Il presidente del Consiglio ha affermato che «la scuola pubblica insegna principi contrari a quelli delle famiglie». Poiché egli è tenuto, nella sua qualità di capo del governo, a favorire l’unità degli italiani, questa affermazione (seguita dalla rituale smentita) dovrebbe fondarsi sui problemi educativi comuni a tutti gli adulti responsabili. E non lo fa.
Inoltre essa appare molto distante dalle questioni educative che sono oggi sul campo.
Infatti, nell’Italia di ogni giorno, genitori di famiglie unite o separate, docenti delle scuole pubbliche o private, educatori del privato sociale laico o cattolico, allenatori sportivi, capi-scout, genitori volontari degli oratori, stanno tutti affrontando, da diversi punti di vista, la crescente, comune difficoltà di una crisi di valori e di modelli.
Vi è stato, infatti – negli ultimi decenni – un mutamento radicale del paesaggio antropologico entro il quale si educa. I modelli adulti – nei media, nella politica, nel mercato, nel costume – stanno mettendo a dura prova, anche di recente, i principi dell’educare. Perché le parole in famiglia e a scuola vengono smentite in modo potente. Lo sa bene chi opera ogni giorno. Lo ha scritto la Cei nel suo prezioso documento dell’anno scorso. E soprattutto lo ripetono i ragazzi, delusi e spaesati. Ma ancor prima di questo, due possenti mutamenti hanno cambiato la posizione della scuola e la relazione tra scuola e famiglie.

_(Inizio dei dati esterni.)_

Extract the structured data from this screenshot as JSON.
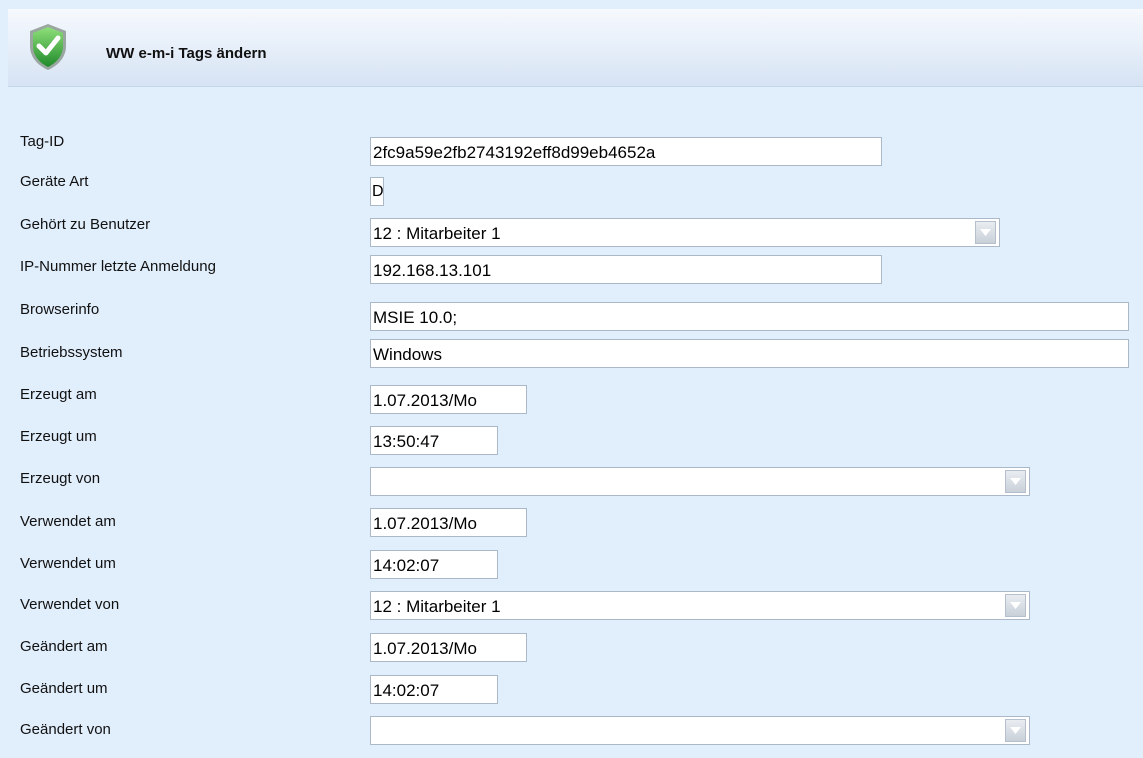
{
  "header": {
    "title": "WW e-m-i Tags ändern",
    "icon": "shield-check-icon"
  },
  "form": {
    "tag_id": {
      "label": "Tag-ID",
      "value": "2fc9a59e2fb2743192eff8d99eb4652a"
    },
    "geraete_art": {
      "label": "Geräte Art",
      "value": "D"
    },
    "gehoert_zu_benutzer": {
      "label": "Gehört zu Benutzer",
      "value": "12 : Mitarbeiter 1"
    },
    "ip_nummer": {
      "label": "IP-Nummer letzte Anmeldung",
      "value": "192.168.13.101"
    },
    "browserinfo": {
      "label": "Browserinfo",
      "value": "MSIE 10.0;"
    },
    "betriebssystem": {
      "label": "Betriebssystem",
      "value": "Windows"
    },
    "erzeugt_am": {
      "label": "Erzeugt am",
      "value": "1.07.2013/Mo"
    },
    "erzeugt_um": {
      "label": "Erzeugt um",
      "value": "13:50:47"
    },
    "erzeugt_von": {
      "label": "Erzeugt von",
      "value": ""
    },
    "verwendet_am": {
      "label": "Verwendet am",
      "value": "1.07.2013/Mo"
    },
    "verwendet_um": {
      "label": "Verwendet um",
      "value": "14:02:07"
    },
    "verwendet_von": {
      "label": "Verwendet von",
      "value": "12 : Mitarbeiter 1"
    },
    "geaendert_am": {
      "label": "Geändert am",
      "value": "1.07.2013/Mo"
    },
    "geaendert_um": {
      "label": "Geändert um",
      "value": "14:02:07"
    },
    "geaendert_von": {
      "label": "Geändert von",
      "value": ""
    }
  }
}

Il primo mutamento riguarda il fatto che, a differenza di oggi, fino a una generazione e mezzo fa, ogni bambino veniva affidato dalla famiglia a un gruppo di altri bambini, coetanei o poco più grandi entro cui provarsi, specchiarsi, riconoscersi. E insieme ai quali si condividevano i tempi ripetuti e i luoghi oltre le mura di casa e anche diversi dalla scuola: quartiere, paese, cortile, rione, piazzetta, condominio, campagna. Era la prima palestra della socialità. Che abituava a funzionare entro una comunità di coetanei regolata intorno al gioco ma anche intorno all’essere progressivamente capaci di…. Tanto che ogni nuovo venuto imparava a vivere il riscontro giornaliero «di fare parte di», le piacevolezze proprie delle relazioni e costruzioni progettuali comuni e anche le sue prove e frustrazioni. Era un sistema accettato di regole, prove e ritualità tra coetanei. Con gli adulti in posizione presente ma distante, non intrusiva.